But de l’étude : Suivi de l’évolution de l’acuité visuelle (AV) et des lésions du fond d’oeil après chirurgie de la cataracte chez les patients atteints de dégénérescence maculaire liée à l’âge (DMLA).

Matériel et méthode : Quarante yeux de 25 patients atteints DMLA ont été opérés de la cataracte. Les yeux ont été répartis en deux groupes en fonction du stade évolutif de DMLA : le groupe 1 présente des formes non compliquées : drusen et altérations de l’épithélium pigmentaire ; le groupe 2 présente des formes évoluées avec une atrophie et/ou des néovaisseaux.

Résultats : Dans le groupe 1, 15 yeux ont été opérés avec une amélioration de l’acuité visuelle dans 93,3 % des cas. Un an après l’intervention, on retrouvait des lésions néovasculaires dans 1 œil (6,7 %). Dans le groupe 2, 25 yeux ont été opérés. Les lésions initiales étaient atrophiques dans 20 yeux (80 %) et néovasculaires dans 5 yeux (20 %). Soixante-huit pour cent des yeux ont présenté une amélioration de leur acuité visuelle.

Conclusion : d’après notre étude et la littérature, les patients ayant une DMLA bénéficient de la chirurgie de la cataracte en termes d’acuité visuelle et de qualité de vie. Il est difficile de conclure concernant les risques d’évolution des lésions du fond d’œil à court terme, bien qu’il semble que la chirurgie ait un rôle délétère à long terme (5 ans) [1], [2].

Abstract
Should patients with age-related macular degeneration have cataract surgery?

Purpose: To study the progression of visual acuity (VA) and retinal abnormalities in patients with age-related macular degeneration (AMD) after cataract surgery.

Methods: Forty eyes of 25 patients with AMD who had had cataract surgery were included in the study. They were divided up into two groups according to AMD stage: the first group with drusen and retinal pigmented epithelium abnormalities and the second in the severe stages of age-related macular degeneration with atrophy and neovascularization.

Results: In the first group (15 eyes), we found an improvement in VA in 93.3% of the eyes. New manifestations of neovascularization appeared in only one eye (6.7%) 1 year after surgery. In the second group (25 eyes), we found atrophy in 80% of the eyes and neovascularization in 20% of the eyes before surgery. There was an improvement in VA after cataract surgery in 68% of the eyes, and in three eyes (17%) VA worsened.

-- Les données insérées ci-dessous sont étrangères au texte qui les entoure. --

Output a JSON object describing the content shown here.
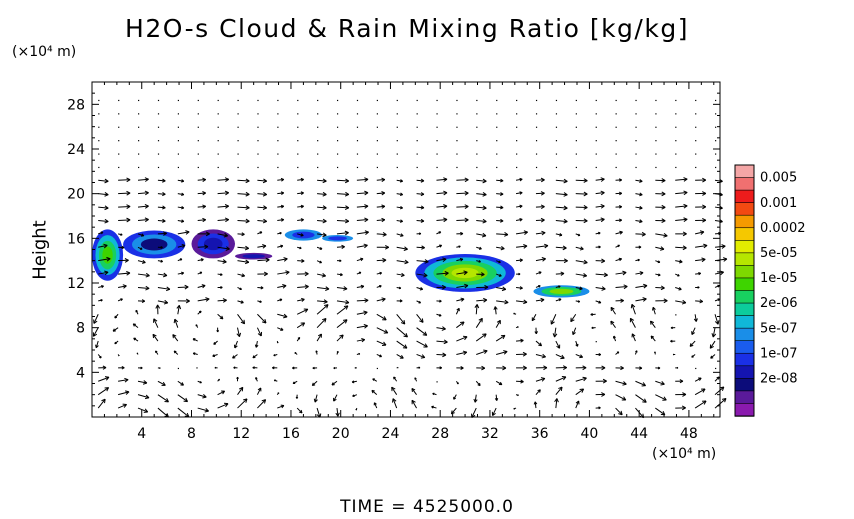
{
  "chart_data": {
    "type": "heatmap",
    "title": "H2O-s Cloud & Rain Mixing Ratio [kg/kg]",
    "y_unit": "(×10⁴ m)",
    "x_unit": "(×10⁴ m)",
    "ylabel": "Height",
    "xlabel": "",
    "x_ticks": [
      4,
      8,
      12,
      16,
      20,
      24,
      28,
      32,
      36,
      40,
      44,
      48
    ],
    "y_ticks": [
      4,
      8,
      12,
      16,
      20,
      24,
      28
    ],
    "xlim": [
      0,
      50.5
    ],
    "ylim": [
      0,
      30
    ],
    "grid": false,
    "overlay": "wind vectors",
    "colorbar": {
      "labels": [
        "0.005",
        "0.001",
        "0.0002",
        "5e-05",
        "1e-05",
        "2e-06",
        "5e-07",
        "1e-07",
        "2e-08"
      ],
      "colors": [
        "#f4a6a6",
        "#f07070",
        "#ee1c1c",
        "#f24a12",
        "#f59a00",
        "#f5c800",
        "#e2ec00",
        "#b6e600",
        "#7ed800",
        "#3ed400",
        "#18d060",
        "#0ccc9c",
        "#10b8d8",
        "#1a8ee8",
        "#1a5cee",
        "#1a30e6",
        "#1414b0",
        "#0c0c7a",
        "#5a1a9a",
        "#8a1aae"
      ]
    },
    "regions": [
      {
        "x": [
          0,
          2.5
        ],
        "y": [
          12.2,
          16.8
        ],
        "level": "2e-06 to 0.0002"
      },
      {
        "x": [
          2.5,
          7.5
        ],
        "y": [
          14.2,
          16.7
        ],
        "level": "5e-07 to 1e-06"
      },
      {
        "x": [
          8,
          11.5
        ],
        "y": [
          14.2,
          16.8
        ],
        "level": "2e-08 to 1e-07"
      },
      {
        "x": [
          11.5,
          14.5
        ],
        "y": [
          14.1,
          14.7
        ],
        "level": "2e-08 to 1e-07"
      },
      {
        "x": [
          15.5,
          18.5
        ],
        "y": [
          15.8,
          16.8
        ],
        "level": "5e-07 to 1e-07"
      },
      {
        "x": [
          18.5,
          21
        ],
        "y": [
          15.7,
          16.3
        ],
        "level": "5e-07 to 1e-07"
      },
      {
        "x": [
          26,
          34
        ],
        "y": [
          11.2,
          14.6
        ],
        "level": "1e-07 to 5e-05"
      },
      {
        "x": [
          35.5,
          40
        ],
        "y": [
          10.7,
          11.8
        ],
        "level": "5e-07 to 1e-05"
      }
    ]
  },
  "footer": {
    "time_label": "TIME = 4525000.0"
  }
}
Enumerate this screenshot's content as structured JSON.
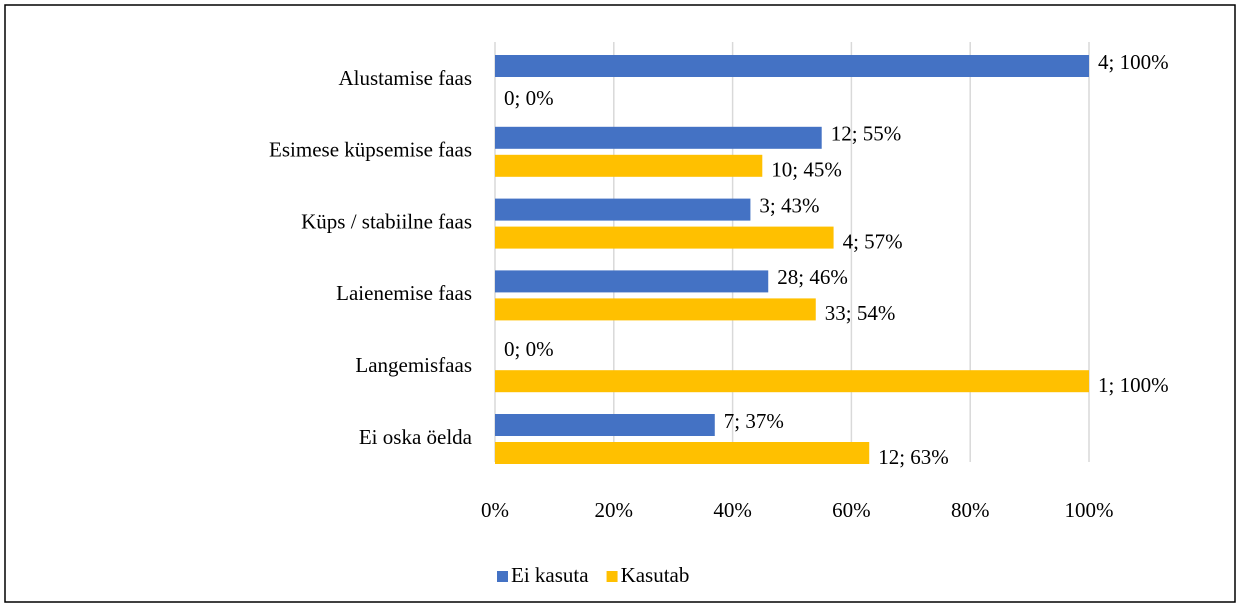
{
  "chart_data": {
    "type": "bar",
    "orientation": "horizontal",
    "categories": [
      "Alustamise faas",
      "Esimese küpsemise faas",
      "Küps / stabiilne faas",
      "Laienemise faas",
      "Langemisfaas",
      "Ei oska öelda"
    ],
    "series": [
      {
        "name": "Ei kasuta",
        "color": "#4472c4",
        "values": [
          100,
          55,
          43,
          46,
          0,
          37
        ],
        "value_labels": [
          "4; 100%",
          "12; 55%",
          "3; 43%",
          "28; 46%",
          "0; 0%",
          "7; 37%"
        ]
      },
      {
        "name": "Kasutab",
        "color": "#ffc000",
        "values": [
          0,
          45,
          57,
          54,
          100,
          63
        ],
        "value_labels": [
          "0; 0%",
          "10; 45%",
          "4; 57%",
          "33; 54%",
          "1; 100%",
          "12; 63%"
        ]
      }
    ],
    "xlim": [
      0,
      100
    ],
    "xticks": [
      {
        "value": 0,
        "label": "0%"
      },
      {
        "value": 20,
        "label": "20%"
      },
      {
        "value": 40,
        "label": "40%"
      },
      {
        "value": 60,
        "label": "60%"
      },
      {
        "value": 80,
        "label": "80%"
      },
      {
        "value": 100,
        "label": "100%"
      }
    ],
    "grid": true,
    "legend": "bottom"
  }
}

Conclusion: In our study, patients with AMD improved VA and quality of life after cataract surgery. The same results of VA improvement after surgery can be found in the literature. However, no conclusions can be made concerning the progression of fundus lesions on a short term, though it seems that cataract surgery may accelerate the progression of AMD lesions 5 years after surgery.


Mots clés : Cataracte , phacoémulsification , dégénérescence maculaire liée à l’âge

Keywords: Cataract , phacoemulsification , age-related macular degeneration


INTRODUCTION

La dégénérescence maculaire liée à l’âge (DMLA) et la cataracte sont deux pathologies liées à l’âge, par conséquent fréquemment associées et responsables de handicap visuel dans la population âgée [2], [3].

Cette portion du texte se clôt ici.